The amazing thing about the West Coast is that it is still mostly wild, open, and astoundingly beautiful country, where you can drive for miles and miles and have the scenery all to yourself.
Carlsbad: La Costa and Legoland
Named for the European spa town of Karlsbad, in Bohemia of what’s now the Czech Republic, Carlsbad (pop. 105,328) was established in the 1880s as a spa town and vacation resort. A few remnants of the historic resort area still survive along old US-101 in the center of town. A few flower and strawberry fields surround the town, surviving against the ever-expanding tide of sprawl.
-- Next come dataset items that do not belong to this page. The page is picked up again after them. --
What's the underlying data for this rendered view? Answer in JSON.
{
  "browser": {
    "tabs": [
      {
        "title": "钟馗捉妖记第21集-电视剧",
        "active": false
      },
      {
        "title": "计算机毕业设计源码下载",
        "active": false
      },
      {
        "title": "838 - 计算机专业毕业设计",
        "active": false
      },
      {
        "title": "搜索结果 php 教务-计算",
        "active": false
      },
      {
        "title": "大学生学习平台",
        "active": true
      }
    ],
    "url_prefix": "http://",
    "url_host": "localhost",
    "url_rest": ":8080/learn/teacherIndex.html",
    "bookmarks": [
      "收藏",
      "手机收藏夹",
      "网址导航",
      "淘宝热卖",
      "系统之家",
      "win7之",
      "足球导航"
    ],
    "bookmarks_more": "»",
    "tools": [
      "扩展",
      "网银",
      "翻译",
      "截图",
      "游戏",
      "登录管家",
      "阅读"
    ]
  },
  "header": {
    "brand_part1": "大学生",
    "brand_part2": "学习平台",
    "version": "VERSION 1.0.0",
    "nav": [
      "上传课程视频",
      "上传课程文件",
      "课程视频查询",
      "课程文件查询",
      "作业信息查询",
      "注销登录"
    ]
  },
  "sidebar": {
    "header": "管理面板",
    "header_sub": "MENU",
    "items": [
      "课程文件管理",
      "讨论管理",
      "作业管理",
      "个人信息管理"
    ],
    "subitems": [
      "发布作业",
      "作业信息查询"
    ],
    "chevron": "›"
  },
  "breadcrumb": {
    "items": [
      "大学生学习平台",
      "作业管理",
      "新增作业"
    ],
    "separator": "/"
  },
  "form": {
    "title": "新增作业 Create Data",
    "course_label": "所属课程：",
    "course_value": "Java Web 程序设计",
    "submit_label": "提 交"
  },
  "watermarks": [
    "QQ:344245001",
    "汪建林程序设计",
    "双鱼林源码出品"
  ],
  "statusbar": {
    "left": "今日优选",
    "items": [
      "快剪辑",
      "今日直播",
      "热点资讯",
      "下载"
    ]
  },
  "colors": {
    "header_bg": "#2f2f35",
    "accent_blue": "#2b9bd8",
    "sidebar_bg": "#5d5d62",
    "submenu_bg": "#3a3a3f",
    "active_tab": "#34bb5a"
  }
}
These days Carlsbad’s spa-town heritage lives on at La Costa Resort and Spa (2100 Costa Del Mar Rd., 760/438-9111, $299 and up), a 500-plus-room complex of luxurious rooms, health spas, golf courses, and tennis courts covering 400 acres of hills on the inland side of I-5.
Carlsbad’s other main attraction is the first American outpost of the popular European children’s theme park Legoland (760/918-5346, $78 adults, $68 children). Built out of millions of Lego bricks, and covering 128 acres above the Pacific Ocean, the park is divided up into multiple areas, including Miniland USA, where miniature landscapes modeled on New York, New Orleans, New England, and Southern California have all been constructed using more than 40 million of the trademark plastic bricks.
South Carlsbad State Beach (760/438-3143, $12 per car), three miles south of town, is one of the nicest and most popular places to camp on the Southern California coast, with its spacious campsites ($35-50) with hot showers spread out along a sandstone bluff above a broad beach. However, swimming can be dangerous because of strong riptides. If you don’t want to camp or pay the parking fee, leave your car at the park entrance, which is well marked on a surviving stretch of the old US-101 highway.